Hanno un grande impegno nei confronti dei compagni di squadra, di tutta la gente che va allo stadio e che resta a casa e con la città intera. Devono sempre dimostrare qualcosa, con quella fascia al braccio. Un solo comandante, un solo uomo a fare da scudo, con le sue spalle larghe forgiate dalle difficoltà. Il Borgorosso Molfetta ne ha avuti addirittura quattro, ma tutti con lo stesso compito: essere d'esempio e non mollare mai, nemmeno di un millimetro, perchè i colori, la maglia valgono ancora molto. Michele de Candia (detto Killer), Giandonato la Forgia, Michele Dell'Aquila e Giuseppe Capurso (detto Maradona) non potevano tradire, non l'hanno mai fatto per nessuna ragione al mondo. Perché di quattro così ti puoi fidare ad occhi chiusi, ti puoi permettere di affidargli persino il tuo destino bisbigliandogli all'orecchio, fanne ciò che vuoi. Sai di essere in buone mani, con dei guerrieri così.

Perchè per loro lottare è una necessità, un piacere, un dovere, è l'unico modo in cui sono stati abituati, da sempre a fare le cose. Lottare per vincere sempre, lottare per diventare grandi. Lottare, per Michele de Candia, Giandonato la Forgia, Michele Dell'Aquila e Pino Capurso, è diventata subito l'unica opzione praticabile.
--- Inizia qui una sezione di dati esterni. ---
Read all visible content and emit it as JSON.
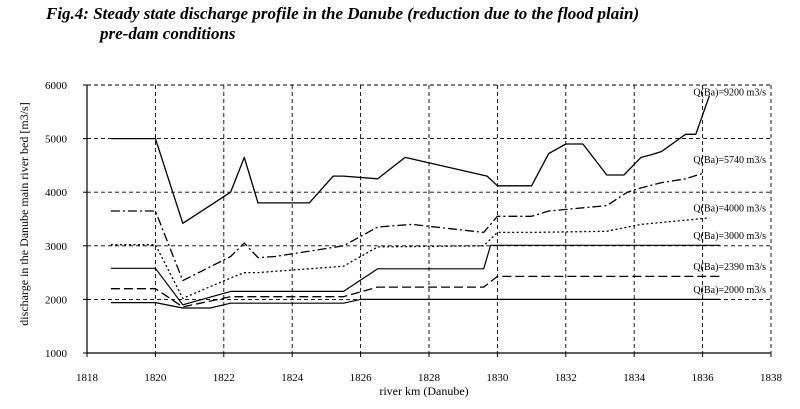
{
  "title": {
    "line1": "Fig.4: Steady state discharge profile in the Danube (reduction due to the flood plain)",
    "line2": "pre-dam conditions"
  },
  "chart_data": {
    "type": "line",
    "title": "Fig.4: Steady state discharge profile in the Danube (reduction due to the flood plain) pre-dam conditions",
    "xlabel": "river km (Danube)",
    "ylabel": "discharge in the Danube main river bed [m3/s]",
    "xlim": [
      1818,
      1838
    ],
    "ylim": [
      1000,
      6000
    ],
    "xticks": [
      1818,
      1820,
      1822,
      1824,
      1826,
      1828,
      1830,
      1832,
      1834,
      1836,
      1838
    ],
    "yticks": [
      1000,
      2000,
      3000,
      4000,
      5000,
      6000
    ],
    "grid": "dashed vertical and horizontal gridlines",
    "series": [
      {
        "name": "Q(Ba)=9200 m3/s",
        "style": "solid",
        "x": [
          1818.7,
          1820.0,
          1820.8,
          1822.2,
          1822.6,
          1823.0,
          1823.5,
          1824.5,
          1825.2,
          1825.5,
          1826.5,
          1827.3,
          1829.7,
          1830.0,
          1831.0,
          1831.5,
          1832.0,
          1832.5,
          1833.2,
          1833.7,
          1834.2,
          1834.5,
          1834.8,
          1835.5,
          1835.8,
          1836.2
        ],
        "y": [
          5000,
          5000,
          3420,
          4000,
          4650,
          3800,
          3800,
          3800,
          4300,
          4300,
          4250,
          4650,
          4300,
          4120,
          4120,
          4720,
          4900,
          4900,
          4320,
          4320,
          4650,
          4700,
          4760,
          5080,
          5080,
          5800
        ]
      },
      {
        "name": "Q(Ba)=5740 m3/s",
        "style": "dash-dot",
        "x": [
          1818.7,
          1820.0,
          1820.8,
          1822.2,
          1822.6,
          1823.0,
          1823.5,
          1825.5,
          1826.5,
          1827.5,
          1829.6,
          1830.0,
          1831.0,
          1831.5,
          1833.2,
          1833.8,
          1834.2,
          1834.8,
          1835.5,
          1836.0
        ],
        "y": [
          3650,
          3650,
          2350,
          2800,
          3050,
          2780,
          2800,
          3000,
          3350,
          3400,
          3250,
          3550,
          3550,
          3650,
          3750,
          4000,
          4080,
          4180,
          4250,
          4350
        ]
      },
      {
        "name": "Q(Ba)=4000 m3/s",
        "style": "dotted",
        "x": [
          1818.7,
          1820.0,
          1820.8,
          1822.2,
          1822.6,
          1823.0,
          1825.5,
          1826.5,
          1829.6,
          1830.0,
          1831.0,
          1833.2,
          1834.2,
          1836.2
        ],
        "y": [
          3020,
          3020,
          2020,
          2400,
          2500,
          2500,
          2620,
          2980,
          3000,
          3250,
          3250,
          3270,
          3400,
          3520
        ]
      },
      {
        "name": "Q(Ba)=3000 m3/s",
        "style": "solid-thin",
        "x": [
          1818.7,
          1820.0,
          1820.8,
          1822.2,
          1822.6,
          1825.5,
          1826.5,
          1829.6,
          1829.8,
          1836.5
        ],
        "y": [
          2580,
          2580,
          1900,
          2150,
          2150,
          2150,
          2570,
          2570,
          3010,
          3010
        ]
      },
      {
        "name": "Q(Ba)=2390 m3/s",
        "style": "dashed",
        "x": [
          1818.7,
          1820.0,
          1820.8,
          1822.2,
          1825.5,
          1826.5,
          1829.6,
          1830.0,
          1836.5
        ],
        "y": [
          2200,
          2200,
          1860,
          2050,
          2050,
          2230,
          2230,
          2430,
          2430
        ]
      },
      {
        "name": "Q(Ba)=2000 m3/s",
        "style": "solid-thin",
        "x": [
          1818.7,
          1820.0,
          1820.8,
          1821.6,
          1822.2,
          1825.5,
          1826.0,
          1836.5
        ],
        "y": [
          1940,
          1940,
          1840,
          1840,
          1930,
          1930,
          2000,
          2000
        ]
      }
    ]
  }
}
Fin da inizio stagione. Giandonato la Forgia e Michele de Candia, entrambi difensori centrali, in campo, sono una furia. Si lanciano su tutti i palloni. Spezzano la manovra avversaria e la fanno ripartire. Interrompono le azioni degli avversari, lanciano i suoi compagni. Un attimo e li trovi per terra, in tackle, a rubar palla. Un secondo dopo si sono rialzati e hanno consegnato la palla al loro compagno più vicino, o hanno lanciato in profondità, con precisione. Quando vedono un pallone che può entrare nella loro disponibilità, non se lo fanno dire due volte: gli si lanciano incontro, lo arpionano, lo fanno loro. Entrambi hanno combattuto, partita dopo partita, minuto dopo minuto.

Ma nel calcio si vince anche grazie alle geometrie, ai lampi di genio, alla sregolatezza, sempre sopra le righe. Sono gli eroi romantici, dei ribelli, che semplicemente continuano a fare quello che hanno sempre fatto. Vanno al loro ritmo, seguono solo i pensieri nella loro testa. Danno ascolto solo a due cose, piuttosto importanti: la loro testa e il loro piede. E quella testa e quei piedi viaggiano su binari completamente diversi da quelli degli altri in campo. Sono semplicemente calciatori speciali, che non puoi ricondurre a nessuna fattispecie, che non puoi etichettare con un ruolo, a cui non puoi affidare un compito. Sono calciatori che accendono gli entusiasmi con facilità disarmante, sono calciatori che nel bene o nel male, non ti possono lasciare indifferente. Li amerai, alla follia. Oppure li odierai, con ogni fibra del tuo corpo. Michele dell'Aquila e Giuseppe Capurso sono proprio due di quei calciatori. Uno è un punto di riferimento dentro e fuori dal campo, l'altro lo chiamano perfino Maradona. Per tanti motivi. Quello che li rende speciali, è la loro visione di gioco. Entrambi viaggiano qualche secondo avanti a tutti, prevedono quello che sta succedendo o sta per succedere. E succede perchè sono loro a decidere quello che sta per accadere.Vede lo spazio, la profondità, il campo, come nessun altro. Immaginano, pensano, fanno succedere le cose.

Non ci sono mezze misure, non ci sono compromessi. Questo poker di capitani o lo si ama o lo si odia. Incondizionatamente.